We are now ready to define our classifier. We will use a simple CNN architecture to identify each signal according to its nature, and we will create a regularised and non-regularised version of the model to compare their performance for different levels of noise in the signal.

Convolutional Neural Networks

Convolutional Neural Networks (CNNs) are a type of deep learning model that is particularly well-suited for image classification tasks. They are designed to automatically and adaptively learn spatial hierarchies of features from input data. CNNs are made up of layers that detect patterns in the input data, such as edges, shapes, and textures, and combine them to recognize more complex patterns like objects or scenes. In our case, we are using a CNN to classify signals based on their shape, which is not too dissimilar from classifying images based on their content - we are looking for patterns in the data that help us distinguish between different classes.

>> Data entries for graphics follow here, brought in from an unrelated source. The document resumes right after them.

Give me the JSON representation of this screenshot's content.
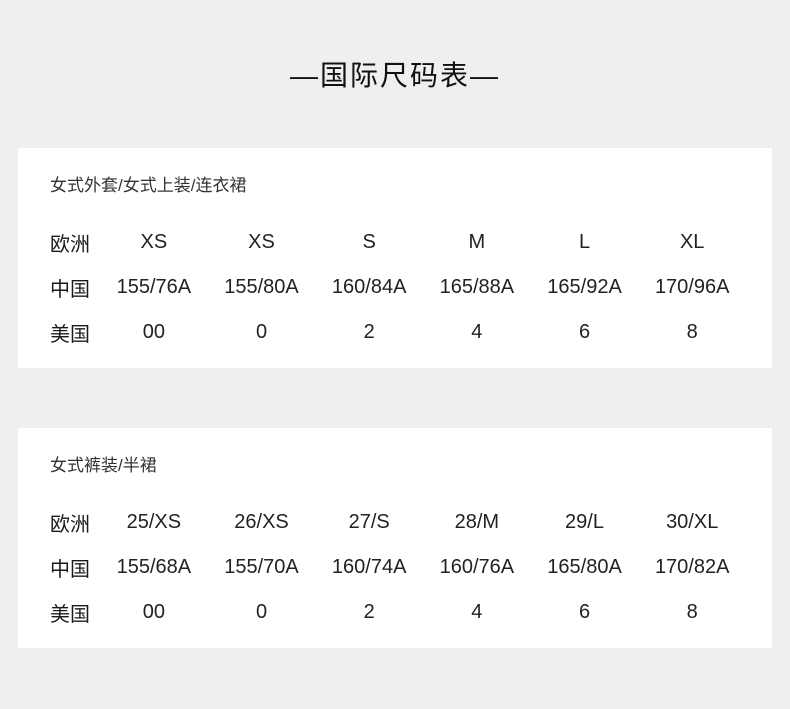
{
  "page": {
    "title": "—国际尺码表—",
    "colors": {
      "background": "#efefef",
      "card_background": "#ffffff",
      "text": "#1a1a1a"
    }
  },
  "tables": [
    {
      "title": "女式外套/女式上装/连衣裙",
      "rows": [
        {
          "label": "欧洲",
          "values": [
            "XS",
            "XS",
            "S",
            "M",
            "L",
            "XL"
          ]
        },
        {
          "label": "中国",
          "values": [
            "155/76A",
            "155/80A",
            "160/84A",
            "165/88A",
            "165/92A",
            "170/96A"
          ]
        },
        {
          "label": "美国",
          "values": [
            "00",
            "0",
            "2",
            "4",
            "6",
            "8"
          ]
        }
      ]
    },
    {
      "title": "女式裤装/半裙",
      "rows": [
        {
          "label": "欧洲",
          "values": [
            "25/XS",
            "26/XS",
            "27/S",
            "28/M",
            "29/L",
            "30/XL"
          ]
        },
        {
          "label": "中国",
          "values": [
            "155/68A",
            "155/70A",
            "160/74A",
            "160/76A",
            "165/80A",
            "170/82A"
          ]
        },
        {
          "label": "美国",
          "values": [
            "00",
            "0",
            "2",
            "4",
            "6",
            "8"
          ]
        }
      ]
    }
  ]
}
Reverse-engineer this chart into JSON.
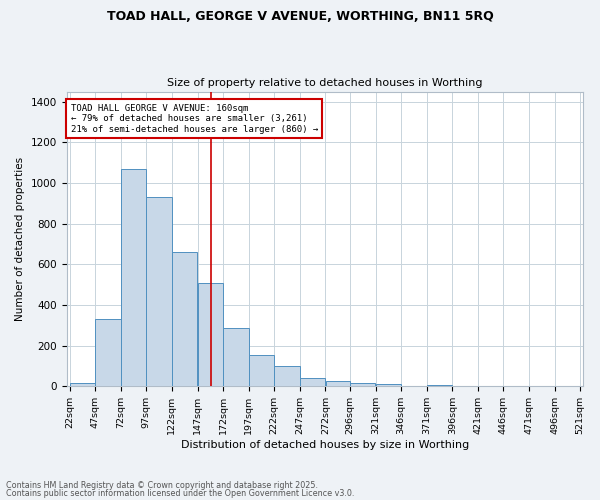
{
  "title1": "TOAD HALL, GEORGE V AVENUE, WORTHING, BN11 5RQ",
  "title2": "Size of property relative to detached houses in Worthing",
  "xlabel": "Distribution of detached houses by size in Worthing",
  "ylabel": "Number of detached properties",
  "bin_edges": [
    22,
    47,
    72,
    97,
    122,
    147,
    172,
    197,
    222,
    247,
    272,
    296,
    321,
    346,
    371,
    396,
    421,
    446,
    471,
    496,
    521
  ],
  "bar_heights": [
    18,
    330,
    1070,
    930,
    660,
    510,
    285,
    155,
    100,
    42,
    25,
    18,
    10,
    0,
    8,
    0,
    0,
    0,
    0,
    0
  ],
  "bar_color": "#c8d8e8",
  "bar_edge_color": "#5090c0",
  "vline_x": 160,
  "vline_color": "#cc0000",
  "annotation_title": "TOAD HALL GEORGE V AVENUE: 160sqm",
  "annotation_line2": "← 79% of detached houses are smaller (3,261)",
  "annotation_line3": "21% of semi-detached houses are larger (860) →",
  "annotation_box_color": "#cc0000",
  "ylim": [
    0,
    1450
  ],
  "yticks": [
    0,
    200,
    400,
    600,
    800,
    1000,
    1200,
    1400
  ],
  "tick_labels": [
    "22sqm",
    "47sqm",
    "72sqm",
    "97sqm",
    "122sqm",
    "147sqm",
    "172sqm",
    "197sqm",
    "222sqm",
    "247sqm",
    "272sqm",
    "296sqm",
    "321sqm",
    "346sqm",
    "371sqm",
    "396sqm",
    "421sqm",
    "446sqm",
    "471sqm",
    "496sqm",
    "521sqm"
  ],
  "footnote1": "Contains HM Land Registry data © Crown copyright and database right 2025.",
  "footnote2": "Contains public sector information licensed under the Open Government Licence v3.0.",
  "bg_color": "#eef2f6",
  "plot_bg_color": "#ffffff",
  "grid_color": "#c8d4dc"
}
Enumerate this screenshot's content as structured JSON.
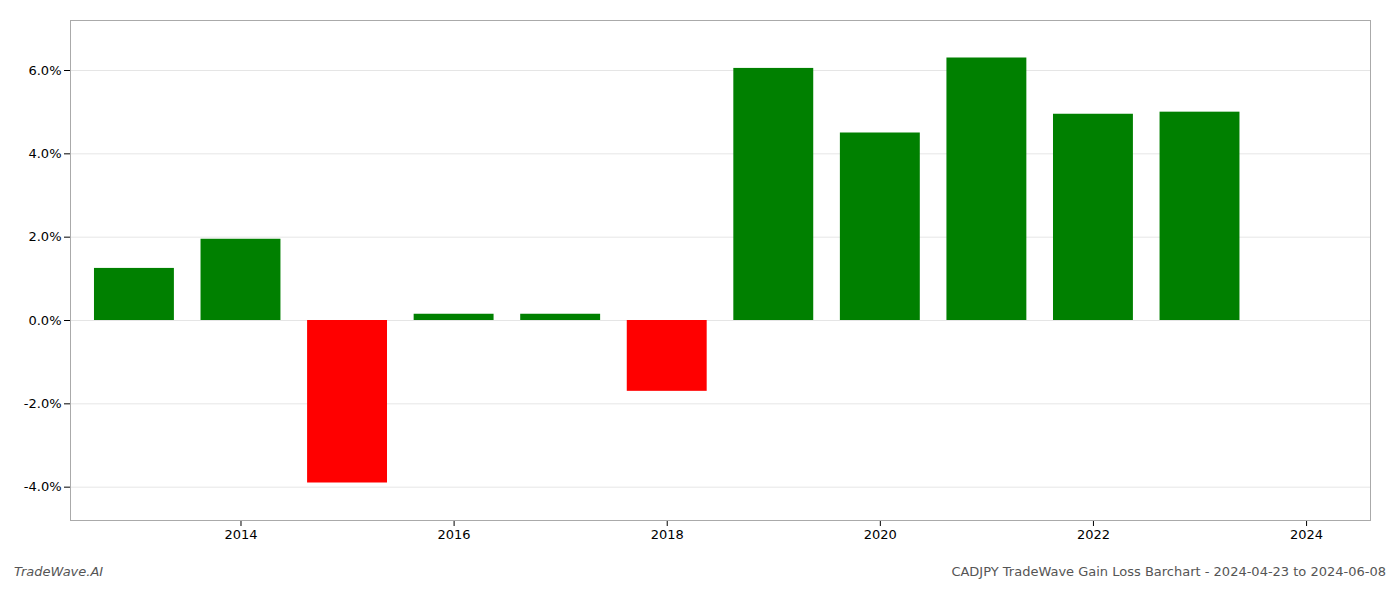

Regularisation improves a model’s ability to generalise by preventing it from overfitting to noise and minor fluctuations in the training data, leading to better performance on unseen data. We will use a form of regularisation called weight decay, which penalises large weights in the model. We will also use dropout to prevent the model from overfitting to the training data, and L1 regularisation in the training_step function to penalize large weights in the model.

We could spend a lot of time going through the details of hyperparameters, the loss function, and the optimizer, but for now, let’s focus on the regularisation techniques we are using to improve the model’s performance and the effect they have on its ability to generalise to unseen shapes of data.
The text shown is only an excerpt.